Data Isn’t Colorblind

Over the past few months, we’ve explored how to critically evaluate data sources and understand potential limitations of reports about data related to the coronavirus or the impacts of coronavirus on data collection. One very important concept that we talk about regularly in the office is that our data sources only reflect what is “reported and recorded”. This means that we are responsible for filling in the blanks and theorizing what might not be reported, what might not be recorded, and more importantly, why those data points could be missed and what impact their absence would have on our analysis and conclusions. 

It is important to recognize that any and all data is collected through a process which can have built-in biases, structural inequities, and other confounding factors, all of which impact the resulting data we use to make decisions in the world.  
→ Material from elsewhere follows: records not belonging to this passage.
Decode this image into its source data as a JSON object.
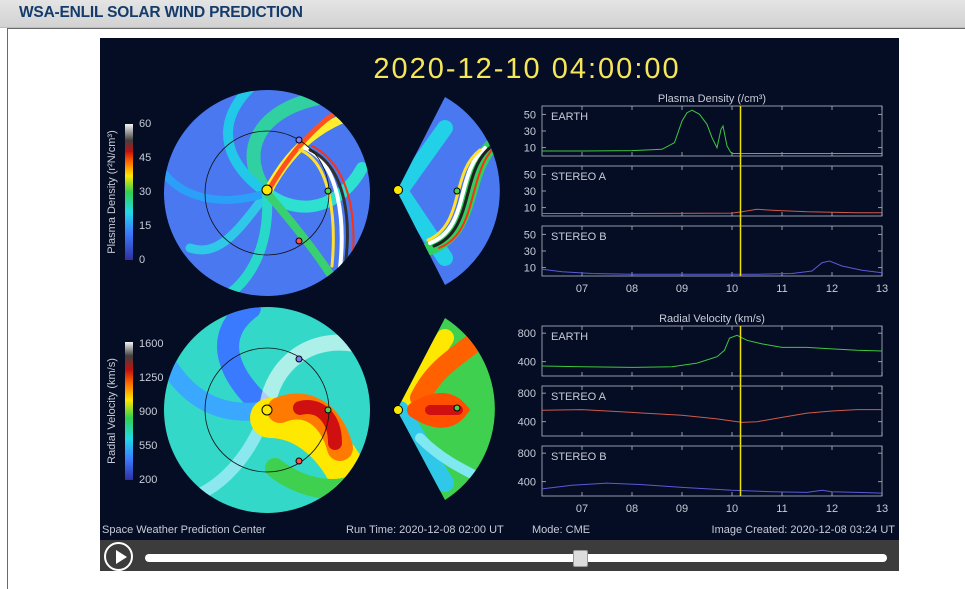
{
  "header": {
    "title": "WSA-ENLIL SOLAR WIND PREDICTION"
  },
  "viewer": {
    "timestamp": "2020-12-10  04:00:00",
    "density_colorbar": {
      "label": "Plasma Density (r²N/cm³)",
      "ticks": [
        "60",
        "45",
        "30",
        "15",
        "0"
      ]
    },
    "velocity_colorbar": {
      "label": "Radial Velocity (km/s)",
      "ticks": [
        "1600",
        "1250",
        "900",
        "550",
        "200"
      ]
    },
    "density_chart_title": "Plasma Density (/cm³)",
    "velocity_chart_title": "Radial Velocity (km/s)",
    "footer": {
      "center": "Space Weather Prediction Center",
      "run_time": "Run Time: 2020-12-08 02:00 UT",
      "mode": "Mode: CME",
      "image_created": "Image Created: 2020-12-08 03:24 UT"
    }
  },
  "chart_data": [
    {
      "type": "line",
      "title": "Plasma Density (/cm³)",
      "x_ticks": [
        "07",
        "08",
        "09",
        "10",
        "11",
        "12",
        "13"
      ],
      "xlim": [
        6.2,
        13
      ],
      "current_time": 10.17,
      "series": [
        {
          "name": "EARTH",
          "ylim": [
            0,
            60
          ],
          "y_ticks": [
            "50",
            "30",
            "10"
          ],
          "color": "#3ec83e",
          "x": [
            6.2,
            7.0,
            8.0,
            8.6,
            8.85,
            9.0,
            9.1,
            9.2,
            9.35,
            9.5,
            9.6,
            9.7,
            9.78,
            9.82,
            9.9,
            9.98,
            10.02,
            10.1,
            10.3,
            11.0,
            12.0,
            13.0
          ],
          "y": [
            6,
            6,
            6.5,
            8,
            16,
            42,
            52,
            55,
            50,
            38,
            22,
            10,
            32,
            36,
            12,
            4,
            3,
            3,
            3,
            3,
            3,
            3
          ]
        },
        {
          "name": "STEREO A",
          "ylim": [
            0,
            60
          ],
          "y_ticks": [
            "50",
            "30",
            "10"
          ],
          "color": "#d05a4a",
          "x": [
            6.2,
            8.0,
            10.0,
            10.2,
            10.5,
            10.8,
            11.5,
            12.5,
            13.0
          ],
          "y": [
            3,
            3,
            3.5,
            5,
            8,
            7,
            5,
            4,
            4
          ]
        },
        {
          "name": "STEREO B",
          "ylim": [
            0,
            60
          ],
          "y_ticks": [
            "50",
            "30",
            "10"
          ],
          "color": "#5a5ad8",
          "x": [
            6.2,
            6.6,
            7.2,
            8.0,
            9.5,
            10.5,
            11.2,
            11.6,
            11.8,
            11.95,
            12.2,
            12.6,
            13.0
          ],
          "y": [
            8,
            5,
            3,
            2,
            2,
            2,
            3,
            6,
            16,
            18,
            12,
            7,
            4
          ]
        }
      ]
    },
    {
      "type": "line",
      "title": "Radial Velocity (km/s)",
      "x_ticks": [
        "07",
        "08",
        "09",
        "10",
        "11",
        "12",
        "13"
      ],
      "xlim": [
        6.2,
        13
      ],
      "current_time": 10.17,
      "series": [
        {
          "name": "EARTH",
          "ylim": [
            200,
            900
          ],
          "y_ticks": [
            "800",
            "400"
          ],
          "color": "#3ec83e",
          "x": [
            6.2,
            7.0,
            8.0,
            8.8,
            9.3,
            9.7,
            9.85,
            9.95,
            10.1,
            10.3,
            10.6,
            11.0,
            11.5,
            12.0,
            12.5,
            13.0
          ],
          "y": [
            340,
            330,
            320,
            330,
            380,
            470,
            560,
            730,
            770,
            700,
            650,
            600,
            600,
            580,
            560,
            550
          ]
        },
        {
          "name": "STEREO A",
          "ylim": [
            200,
            900
          ],
          "y_ticks": [
            "800",
            "400"
          ],
          "color": "#d05a4a",
          "x": [
            6.2,
            7.0,
            8.0,
            9.0,
            9.7,
            10.2,
            10.5,
            11.0,
            11.5,
            12.0,
            12.5,
            13.0
          ],
          "y": [
            560,
            570,
            530,
            490,
            440,
            390,
            400,
            460,
            520,
            550,
            570,
            570
          ]
        },
        {
          "name": "STEREO B",
          "ylim": [
            200,
            900
          ],
          "y_ticks": [
            "800",
            "400"
          ],
          "color": "#5a5ad8",
          "x": [
            6.2,
            6.8,
            7.5,
            8.2,
            9.0,
            10.0,
            10.8,
            11.5,
            11.8,
            12.0,
            12.5,
            13.0
          ],
          "y": [
            300,
            350,
            380,
            360,
            320,
            280,
            260,
            250,
            280,
            260,
            250,
            240
          ]
        }
      ]
    }
  ]
}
We recognize that there are biases built into data collection processes and actively try to tell the stories that illuminate the grey areas. For example, collecting qualitative data helps highlight what might happen before and after a datapoint is collected. During our Turning the Corner project, the stories we collected from Southwest and North End business owners and residents humanized the data about two neighborhoods experiencing change as new residents moved in.   These interviews helped us to understand how an individual might experience different scenarios that create the same administrative data point.

One topic that received a variety of input was the experience with crime data. Our theory was that residents in neighborhoods vulnerable to significant change would experience lower crime rates, making it more attractive to investors. The stories we heard highlighted how different groups of residents were more or less likely to call the police depending on their background, their immigration status, their cultural practices, and more. In some cases this meant a group of residents were reporting much less crime through official channels than another group in the same neighborhood.

When we start thinking about how crime data is reported and recorded, we can see how there are many places for the data collection to be less accurate and even skewed in an undetectable manner by a neighborhood’s demographics. 

Process of Reporting Crime

After a crime is committed, someone has to call 911. There are a multitude of factors that impact whether someone calls the police. When the police respond, their response times vary by neighborhood, which can impact whether an arrest is made or a case closed. Then, the police report has to have the correct address and incident report, which can be varyingly accurate depending on how busy or not a neighborhood or day is or even just which officer is currently assigned. Crime data in Detroit then goes through processing to remove personally identifiable information de-identify it and make it ready to be published. 

This process can be applied to almost every dataset like building permits, another area we found interesting stories about. For example, some neighborhoods are more likely to trade services between neighbors and thus less likely to go through formal pathways for home renovations which would generate building permits. As neighborhoods attract new residents from other communities, the enforcement of building permits can change. As one resident put it during our interviews, new residents seem to think: “Oh hey, this is nice, but that ain’t up to code. I’m going to call the inspectors.” This doesn’t mean communities aren’t being invested in, but that those investments are not being reported or recorded.

The 2020 U.S. Census is underway and the Census Bureau has identified a variety of demographics that are harder to count, including people of color, immigrants, young children, multifamily home residents, renters, non-native English speakers, and more. If these populations aren’t counted completely, then the resources used to support them and even their fundamental representation in Congress is at risk.

Hard to Count Populations

Recognizing these shortcomings of data collection helps us to empower Detroit residents with data about their community while recognizing that their lived experiences aren’t always captured by a single datapoint. We are continuing to work with neighborhood organizations in order to understand the full picture, and encourage all members of our community to collaborate with our network by bringing data-driven questions to AskD3.